The College of William and Mary officially announced Friday that the endowment for the Gateway program has surpassed $10 million, a benchmark set by the Board of Visitors in the spring.
The Flat Hat first reported that the Gateway endowment had surpassed $10 million in October after College President Taylor Reveley announced it at a meeting of the College chapter of the National Association for the Advancement of Colored People.
Gateway William and Mary is a financial program that provides debt relief to Virginian students whose families make less than $40,000 per year.
The endowment now stands at $10.7 million.

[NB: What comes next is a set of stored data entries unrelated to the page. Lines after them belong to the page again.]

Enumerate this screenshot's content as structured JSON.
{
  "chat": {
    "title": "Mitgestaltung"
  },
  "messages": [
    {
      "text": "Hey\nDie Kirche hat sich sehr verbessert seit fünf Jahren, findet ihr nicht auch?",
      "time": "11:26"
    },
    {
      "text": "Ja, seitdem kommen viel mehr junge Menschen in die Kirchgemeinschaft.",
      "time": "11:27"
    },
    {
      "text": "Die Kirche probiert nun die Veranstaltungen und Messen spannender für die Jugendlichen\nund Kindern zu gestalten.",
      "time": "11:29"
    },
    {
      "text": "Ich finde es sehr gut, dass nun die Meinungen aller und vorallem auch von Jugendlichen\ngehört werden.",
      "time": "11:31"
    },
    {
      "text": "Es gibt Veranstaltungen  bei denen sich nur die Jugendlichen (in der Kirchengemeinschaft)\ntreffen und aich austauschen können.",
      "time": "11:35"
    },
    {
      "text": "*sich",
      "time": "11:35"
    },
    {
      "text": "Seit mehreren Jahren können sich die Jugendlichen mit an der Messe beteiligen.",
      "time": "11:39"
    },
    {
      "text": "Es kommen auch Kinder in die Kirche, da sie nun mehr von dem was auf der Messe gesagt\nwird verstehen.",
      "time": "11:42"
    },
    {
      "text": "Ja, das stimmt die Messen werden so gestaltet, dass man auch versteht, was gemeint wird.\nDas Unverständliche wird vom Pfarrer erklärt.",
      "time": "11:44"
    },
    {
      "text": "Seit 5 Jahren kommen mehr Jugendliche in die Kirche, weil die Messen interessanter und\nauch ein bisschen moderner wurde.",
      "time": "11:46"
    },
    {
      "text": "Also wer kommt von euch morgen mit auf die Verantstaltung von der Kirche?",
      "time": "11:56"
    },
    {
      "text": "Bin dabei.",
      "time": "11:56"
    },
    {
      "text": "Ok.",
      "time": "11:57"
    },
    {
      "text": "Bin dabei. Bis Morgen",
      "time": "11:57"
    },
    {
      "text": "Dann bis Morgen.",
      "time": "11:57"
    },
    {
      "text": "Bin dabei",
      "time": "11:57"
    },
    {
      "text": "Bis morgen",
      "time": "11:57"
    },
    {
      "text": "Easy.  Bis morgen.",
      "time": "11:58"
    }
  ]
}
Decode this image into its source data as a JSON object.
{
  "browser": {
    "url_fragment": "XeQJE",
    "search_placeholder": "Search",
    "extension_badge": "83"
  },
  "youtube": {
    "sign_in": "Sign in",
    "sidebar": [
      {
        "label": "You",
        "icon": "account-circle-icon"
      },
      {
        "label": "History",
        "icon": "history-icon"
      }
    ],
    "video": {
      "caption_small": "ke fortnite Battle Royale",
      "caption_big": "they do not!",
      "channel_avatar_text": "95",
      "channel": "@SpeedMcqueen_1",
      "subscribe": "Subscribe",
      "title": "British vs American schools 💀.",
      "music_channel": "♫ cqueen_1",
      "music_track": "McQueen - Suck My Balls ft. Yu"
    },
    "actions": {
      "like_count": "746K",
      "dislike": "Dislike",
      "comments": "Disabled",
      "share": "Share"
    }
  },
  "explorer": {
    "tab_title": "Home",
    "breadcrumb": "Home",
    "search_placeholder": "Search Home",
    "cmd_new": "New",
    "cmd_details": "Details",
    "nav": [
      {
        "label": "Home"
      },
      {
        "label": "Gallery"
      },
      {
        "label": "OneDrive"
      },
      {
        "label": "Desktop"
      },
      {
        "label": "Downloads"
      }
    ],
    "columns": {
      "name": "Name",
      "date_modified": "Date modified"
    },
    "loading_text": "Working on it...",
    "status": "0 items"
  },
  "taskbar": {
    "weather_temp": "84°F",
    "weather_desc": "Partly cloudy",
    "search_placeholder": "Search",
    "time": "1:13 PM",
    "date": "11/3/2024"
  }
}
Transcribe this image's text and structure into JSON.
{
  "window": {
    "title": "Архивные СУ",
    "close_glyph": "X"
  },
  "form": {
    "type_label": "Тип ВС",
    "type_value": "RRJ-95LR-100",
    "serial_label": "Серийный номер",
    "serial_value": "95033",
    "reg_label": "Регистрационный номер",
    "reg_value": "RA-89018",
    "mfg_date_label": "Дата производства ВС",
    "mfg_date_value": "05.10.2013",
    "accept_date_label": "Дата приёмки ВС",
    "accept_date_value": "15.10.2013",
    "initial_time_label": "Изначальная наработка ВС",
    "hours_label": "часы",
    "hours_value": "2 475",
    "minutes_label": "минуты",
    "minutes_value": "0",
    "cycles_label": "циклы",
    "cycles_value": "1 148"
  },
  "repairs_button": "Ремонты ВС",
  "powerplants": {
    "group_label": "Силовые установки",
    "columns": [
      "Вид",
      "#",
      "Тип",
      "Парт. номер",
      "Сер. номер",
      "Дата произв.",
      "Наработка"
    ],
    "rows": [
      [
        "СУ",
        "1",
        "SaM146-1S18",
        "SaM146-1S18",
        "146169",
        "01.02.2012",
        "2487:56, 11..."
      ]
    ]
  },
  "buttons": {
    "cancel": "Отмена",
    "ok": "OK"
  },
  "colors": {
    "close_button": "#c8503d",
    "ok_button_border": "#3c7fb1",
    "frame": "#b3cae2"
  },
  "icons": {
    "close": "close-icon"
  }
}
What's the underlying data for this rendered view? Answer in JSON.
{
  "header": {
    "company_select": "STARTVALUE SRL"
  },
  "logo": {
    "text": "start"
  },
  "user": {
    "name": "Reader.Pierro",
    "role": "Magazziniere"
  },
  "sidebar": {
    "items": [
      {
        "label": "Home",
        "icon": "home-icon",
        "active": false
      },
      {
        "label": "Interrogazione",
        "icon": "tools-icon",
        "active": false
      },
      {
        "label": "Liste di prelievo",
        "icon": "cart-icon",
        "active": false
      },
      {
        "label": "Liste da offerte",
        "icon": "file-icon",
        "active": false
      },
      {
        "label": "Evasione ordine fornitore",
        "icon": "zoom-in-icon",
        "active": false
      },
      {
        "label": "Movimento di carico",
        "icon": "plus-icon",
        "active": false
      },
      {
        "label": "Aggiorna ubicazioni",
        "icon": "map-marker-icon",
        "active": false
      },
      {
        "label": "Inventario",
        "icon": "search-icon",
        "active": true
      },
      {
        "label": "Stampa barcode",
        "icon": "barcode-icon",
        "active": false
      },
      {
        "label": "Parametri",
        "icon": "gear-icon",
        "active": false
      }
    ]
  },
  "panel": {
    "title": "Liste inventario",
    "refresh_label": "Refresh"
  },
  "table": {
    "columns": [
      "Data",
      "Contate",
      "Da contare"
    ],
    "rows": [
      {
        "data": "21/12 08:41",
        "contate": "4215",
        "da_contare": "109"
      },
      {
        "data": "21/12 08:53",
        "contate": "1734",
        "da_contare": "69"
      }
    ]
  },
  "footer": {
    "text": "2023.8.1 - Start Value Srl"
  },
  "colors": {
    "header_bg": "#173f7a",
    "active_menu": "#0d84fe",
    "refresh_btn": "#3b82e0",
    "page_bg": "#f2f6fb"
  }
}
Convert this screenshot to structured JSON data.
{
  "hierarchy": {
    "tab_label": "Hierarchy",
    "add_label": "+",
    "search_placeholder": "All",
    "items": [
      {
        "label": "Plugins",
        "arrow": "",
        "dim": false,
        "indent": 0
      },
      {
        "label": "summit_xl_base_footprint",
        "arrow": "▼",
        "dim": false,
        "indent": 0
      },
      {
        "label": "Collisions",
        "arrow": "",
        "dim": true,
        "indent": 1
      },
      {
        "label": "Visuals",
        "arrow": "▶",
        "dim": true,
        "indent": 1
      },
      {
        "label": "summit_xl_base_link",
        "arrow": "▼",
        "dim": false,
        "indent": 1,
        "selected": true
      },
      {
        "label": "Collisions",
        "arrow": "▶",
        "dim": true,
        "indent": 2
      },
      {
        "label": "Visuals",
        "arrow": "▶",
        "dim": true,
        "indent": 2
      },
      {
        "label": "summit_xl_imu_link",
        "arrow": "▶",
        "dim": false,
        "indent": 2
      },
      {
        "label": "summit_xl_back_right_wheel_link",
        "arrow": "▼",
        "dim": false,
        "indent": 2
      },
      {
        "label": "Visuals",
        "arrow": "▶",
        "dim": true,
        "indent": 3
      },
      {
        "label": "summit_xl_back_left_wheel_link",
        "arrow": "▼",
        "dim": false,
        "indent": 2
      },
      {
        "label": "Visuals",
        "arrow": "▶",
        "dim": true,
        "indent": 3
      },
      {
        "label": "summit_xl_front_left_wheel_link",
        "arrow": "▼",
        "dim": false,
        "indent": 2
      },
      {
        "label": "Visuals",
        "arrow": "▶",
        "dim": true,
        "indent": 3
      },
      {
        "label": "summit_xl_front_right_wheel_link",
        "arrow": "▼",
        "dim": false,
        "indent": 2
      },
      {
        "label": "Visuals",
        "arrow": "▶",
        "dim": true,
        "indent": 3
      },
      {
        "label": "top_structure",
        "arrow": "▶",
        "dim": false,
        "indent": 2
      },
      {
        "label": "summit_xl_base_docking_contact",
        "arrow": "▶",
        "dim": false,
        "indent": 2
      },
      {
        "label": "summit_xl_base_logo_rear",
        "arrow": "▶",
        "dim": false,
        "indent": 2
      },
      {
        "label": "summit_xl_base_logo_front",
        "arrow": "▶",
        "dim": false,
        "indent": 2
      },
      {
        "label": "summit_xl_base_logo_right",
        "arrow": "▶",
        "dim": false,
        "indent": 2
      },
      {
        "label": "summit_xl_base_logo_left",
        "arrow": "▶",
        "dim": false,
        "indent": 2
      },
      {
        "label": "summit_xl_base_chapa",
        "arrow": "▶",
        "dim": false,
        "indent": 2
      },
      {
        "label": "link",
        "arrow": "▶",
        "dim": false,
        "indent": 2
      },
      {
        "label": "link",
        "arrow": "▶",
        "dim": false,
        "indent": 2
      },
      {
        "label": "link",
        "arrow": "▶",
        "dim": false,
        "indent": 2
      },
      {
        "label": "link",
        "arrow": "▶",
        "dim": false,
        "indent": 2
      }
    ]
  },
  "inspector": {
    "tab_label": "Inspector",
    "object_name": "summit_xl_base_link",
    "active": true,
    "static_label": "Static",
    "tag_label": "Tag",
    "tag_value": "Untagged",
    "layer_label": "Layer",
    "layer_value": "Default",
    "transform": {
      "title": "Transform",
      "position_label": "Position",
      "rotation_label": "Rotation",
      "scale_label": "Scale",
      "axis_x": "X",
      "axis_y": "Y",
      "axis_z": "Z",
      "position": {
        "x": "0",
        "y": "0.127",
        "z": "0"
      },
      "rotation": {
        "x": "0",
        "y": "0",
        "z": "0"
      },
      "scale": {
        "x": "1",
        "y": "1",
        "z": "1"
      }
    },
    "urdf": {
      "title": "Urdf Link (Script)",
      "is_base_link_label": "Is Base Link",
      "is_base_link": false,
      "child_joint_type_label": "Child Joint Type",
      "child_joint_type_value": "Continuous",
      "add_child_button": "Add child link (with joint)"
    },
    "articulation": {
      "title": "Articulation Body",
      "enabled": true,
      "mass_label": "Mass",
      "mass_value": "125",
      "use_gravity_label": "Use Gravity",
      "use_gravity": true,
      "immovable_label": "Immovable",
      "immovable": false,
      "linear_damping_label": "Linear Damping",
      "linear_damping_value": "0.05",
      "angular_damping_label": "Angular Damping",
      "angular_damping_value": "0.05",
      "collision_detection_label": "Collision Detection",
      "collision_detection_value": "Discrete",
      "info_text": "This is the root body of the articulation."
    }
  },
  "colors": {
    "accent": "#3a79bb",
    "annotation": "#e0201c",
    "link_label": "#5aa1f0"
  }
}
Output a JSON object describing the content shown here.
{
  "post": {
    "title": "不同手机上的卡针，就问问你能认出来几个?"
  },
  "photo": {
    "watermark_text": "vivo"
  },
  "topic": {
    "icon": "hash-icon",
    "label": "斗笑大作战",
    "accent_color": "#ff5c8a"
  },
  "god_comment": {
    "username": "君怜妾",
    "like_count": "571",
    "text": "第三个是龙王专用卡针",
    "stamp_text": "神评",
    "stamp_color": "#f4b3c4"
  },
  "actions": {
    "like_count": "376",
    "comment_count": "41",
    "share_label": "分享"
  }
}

“Not only did the College community come together and meet the challenge of establishing a solid footing for Gateway William and Mary, they have exceeded our own expectations,” Board of Visitors Rector Michael Powell ’85 said in a press release. “In true William & Mary fashion, the College community supported this effort fully, growing the fund to provide additional resources to offer a William & Mary education regardless of need.”
Donations to the endowment came from a variety of groups. The Christopher Wren Association gave $150,000. A donation from a faculty and staff group called Gateway Guardians added another $59,000.
The Board of Visitors collectively gave $1 million and matched the donations from the CWA and Gateway Guardians. The largest donation came from Joan Jarrett Woods ’40, who left the Gateway program $5 million in her will. Woods’ donation was announced in the spring.
When the $10 million initiative was announced in April, the endowment totaled $1.65 million.